Presenciamos a reunião dos antigos grupos de poder do Imperium — as Bene Gesserit, a Guilda Espacial e a Casa Corrino — no planeta Wallach IX, sede da Irmandade. É acrescentado um novo grupo à essa conspiração, citado apenas uma vez no livro Duna, os Bene Tleilax. Juntos, eles arquitetam um plano para trazer a queda de Paul Muad’Dib.

A reunião mostra-se tensa, uma vez que todos os grupos envolvidos querem impor suas ideias. As Bene Gesserit, representada pela Reverenda Madre Gaius Helen Mohiam, desejam recuperar o controle das linhagens genéticas do seu tão sonhado projeto do Kwisatz Haderach. A Guilda Espacial, representada pelo navegador Edric, necessita ter o controle da especiaria Mélange, crucial para sua presciência, indispensável para as viagens interplanetárias. O personagem em questão é descrito como “uma figura alongada, vagamente humanoide, com pés palmados e mãos enormes, membranosas, em forma de leque — um peixe num estranho mar”. A Casa Corrino, também presente no encontro, foi derrotada na batalha em Arrakis e tem como representante a princesa Irulan, também uma Bene Gesserit, que tem o desejo de ser a fundadora da dinastia real, mas é deixada de lado, pois o verdadeiro amor de Paul é de sua concubina fremen, Chani.
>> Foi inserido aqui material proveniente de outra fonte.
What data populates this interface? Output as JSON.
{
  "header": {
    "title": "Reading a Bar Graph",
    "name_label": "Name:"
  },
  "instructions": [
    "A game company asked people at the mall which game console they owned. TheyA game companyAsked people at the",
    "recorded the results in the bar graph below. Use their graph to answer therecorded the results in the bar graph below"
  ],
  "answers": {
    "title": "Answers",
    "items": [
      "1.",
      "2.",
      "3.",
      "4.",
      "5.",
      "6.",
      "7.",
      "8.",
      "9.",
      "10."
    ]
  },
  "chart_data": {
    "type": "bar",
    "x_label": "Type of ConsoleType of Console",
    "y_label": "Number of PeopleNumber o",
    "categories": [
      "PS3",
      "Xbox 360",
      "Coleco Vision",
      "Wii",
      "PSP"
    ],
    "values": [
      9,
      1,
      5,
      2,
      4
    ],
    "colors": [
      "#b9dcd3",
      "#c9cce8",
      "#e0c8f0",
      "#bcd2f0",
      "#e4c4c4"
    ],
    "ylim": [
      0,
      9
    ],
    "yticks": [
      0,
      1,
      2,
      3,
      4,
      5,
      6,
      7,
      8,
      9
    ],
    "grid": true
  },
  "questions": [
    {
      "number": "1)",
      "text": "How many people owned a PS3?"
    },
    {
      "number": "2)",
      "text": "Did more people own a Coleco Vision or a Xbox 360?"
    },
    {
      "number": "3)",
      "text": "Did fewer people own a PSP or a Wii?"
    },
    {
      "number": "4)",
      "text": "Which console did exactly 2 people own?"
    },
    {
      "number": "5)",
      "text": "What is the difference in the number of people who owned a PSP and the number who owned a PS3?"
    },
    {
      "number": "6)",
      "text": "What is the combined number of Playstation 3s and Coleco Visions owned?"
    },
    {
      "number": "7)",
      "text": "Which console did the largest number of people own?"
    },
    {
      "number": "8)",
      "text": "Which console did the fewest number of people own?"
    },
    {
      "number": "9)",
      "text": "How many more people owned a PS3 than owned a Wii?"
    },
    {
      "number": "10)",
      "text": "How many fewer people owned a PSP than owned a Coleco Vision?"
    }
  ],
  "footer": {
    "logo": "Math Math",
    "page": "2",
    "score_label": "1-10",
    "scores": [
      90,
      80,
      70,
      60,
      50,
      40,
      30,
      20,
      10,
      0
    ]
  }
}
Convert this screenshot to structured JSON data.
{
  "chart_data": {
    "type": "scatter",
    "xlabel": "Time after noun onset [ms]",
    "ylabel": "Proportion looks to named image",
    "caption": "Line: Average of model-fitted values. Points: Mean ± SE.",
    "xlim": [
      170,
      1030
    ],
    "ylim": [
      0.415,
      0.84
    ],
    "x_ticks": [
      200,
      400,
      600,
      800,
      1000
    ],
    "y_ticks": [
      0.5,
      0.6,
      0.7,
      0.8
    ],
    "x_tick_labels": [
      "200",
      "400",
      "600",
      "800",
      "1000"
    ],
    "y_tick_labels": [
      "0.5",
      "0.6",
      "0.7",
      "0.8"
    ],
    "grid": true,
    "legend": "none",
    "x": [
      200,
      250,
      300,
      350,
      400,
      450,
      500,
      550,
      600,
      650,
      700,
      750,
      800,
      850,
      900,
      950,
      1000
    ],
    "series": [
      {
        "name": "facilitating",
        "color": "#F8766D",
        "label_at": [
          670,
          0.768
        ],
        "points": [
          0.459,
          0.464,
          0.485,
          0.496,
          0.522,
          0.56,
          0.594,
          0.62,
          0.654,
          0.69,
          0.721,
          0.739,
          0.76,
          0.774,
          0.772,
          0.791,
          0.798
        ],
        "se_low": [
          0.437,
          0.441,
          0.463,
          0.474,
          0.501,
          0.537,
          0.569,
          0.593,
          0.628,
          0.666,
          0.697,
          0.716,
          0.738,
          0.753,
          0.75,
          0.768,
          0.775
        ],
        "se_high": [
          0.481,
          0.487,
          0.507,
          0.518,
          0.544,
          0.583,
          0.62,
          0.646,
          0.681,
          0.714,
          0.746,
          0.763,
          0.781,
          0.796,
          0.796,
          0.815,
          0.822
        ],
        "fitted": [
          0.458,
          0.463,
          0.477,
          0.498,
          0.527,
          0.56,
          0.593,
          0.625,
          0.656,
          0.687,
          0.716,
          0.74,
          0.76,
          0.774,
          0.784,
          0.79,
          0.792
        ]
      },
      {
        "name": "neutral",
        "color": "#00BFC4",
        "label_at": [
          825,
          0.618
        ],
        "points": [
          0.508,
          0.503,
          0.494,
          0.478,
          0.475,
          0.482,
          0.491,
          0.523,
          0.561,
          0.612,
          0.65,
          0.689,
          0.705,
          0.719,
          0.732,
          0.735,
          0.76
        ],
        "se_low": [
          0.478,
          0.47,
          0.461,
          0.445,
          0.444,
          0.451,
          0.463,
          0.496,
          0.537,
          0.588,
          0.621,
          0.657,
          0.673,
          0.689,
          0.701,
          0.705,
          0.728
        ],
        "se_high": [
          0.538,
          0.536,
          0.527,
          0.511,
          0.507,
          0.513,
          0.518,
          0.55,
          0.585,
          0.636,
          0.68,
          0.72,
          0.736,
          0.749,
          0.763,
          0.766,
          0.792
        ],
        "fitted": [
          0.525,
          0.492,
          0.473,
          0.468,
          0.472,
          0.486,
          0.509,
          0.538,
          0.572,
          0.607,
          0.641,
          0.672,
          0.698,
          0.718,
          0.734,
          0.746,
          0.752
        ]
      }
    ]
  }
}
A princesa secretamente aplica anticoncepcional na alimentação para que Chani não engravide. Os Bene Tleilax enviam Scytale, um Dançarino Facial hermafrodita, que pode manipular sua aparência em qualquer espectro de formas e características corporais, um camaleão humano, e que propositalmente escolhe “uma aparência insossa e de rosto redondo para aquela reunião, feições joviais, lábios cheios e insípidos, o corpo inflado de um homenzinho rechonchudo”. Os motivos da participação dos Tleilaxu na conspiração são bastante incertos e não totalmente revelados, mas fica claro que estão ansiosos para expandir seus negócios no Landsraad, com sua tecnologia “proibida”, mas “tolerada” por algumas Grandes Casas.

Essa reunião nos faz lembrar o célebre jantar que o Duque Leto Atreides e sua família ofereceram a diversos grupos políticos e econômicos em Arrakis, no livro Duna. Vemos o desenvolvimento do comportamento de cada personagem e as suas elaboradas falas, que nunca soam triviais. Na grande maioria das vezes, contém indiretas e ameaças mortais, tudo envolto em camadas sobre camadas, no sensacional estilo de escrita de Frank Herbert.

Qual o plano arquitetado para derrotar o “Kwisatz Haderach, capaz de estar em muitos lugares ao mesmo tempo (…) o Mahdi cujo capricho mais simples é uma ordem absoluta para seus missionários do Qizarate (…) o Mentat dotado de uma mente computacional que supera os maiores computadores antigos (…) o Muad’Dib, cujas ordens às legiões fremen acabam despovoando planetas”?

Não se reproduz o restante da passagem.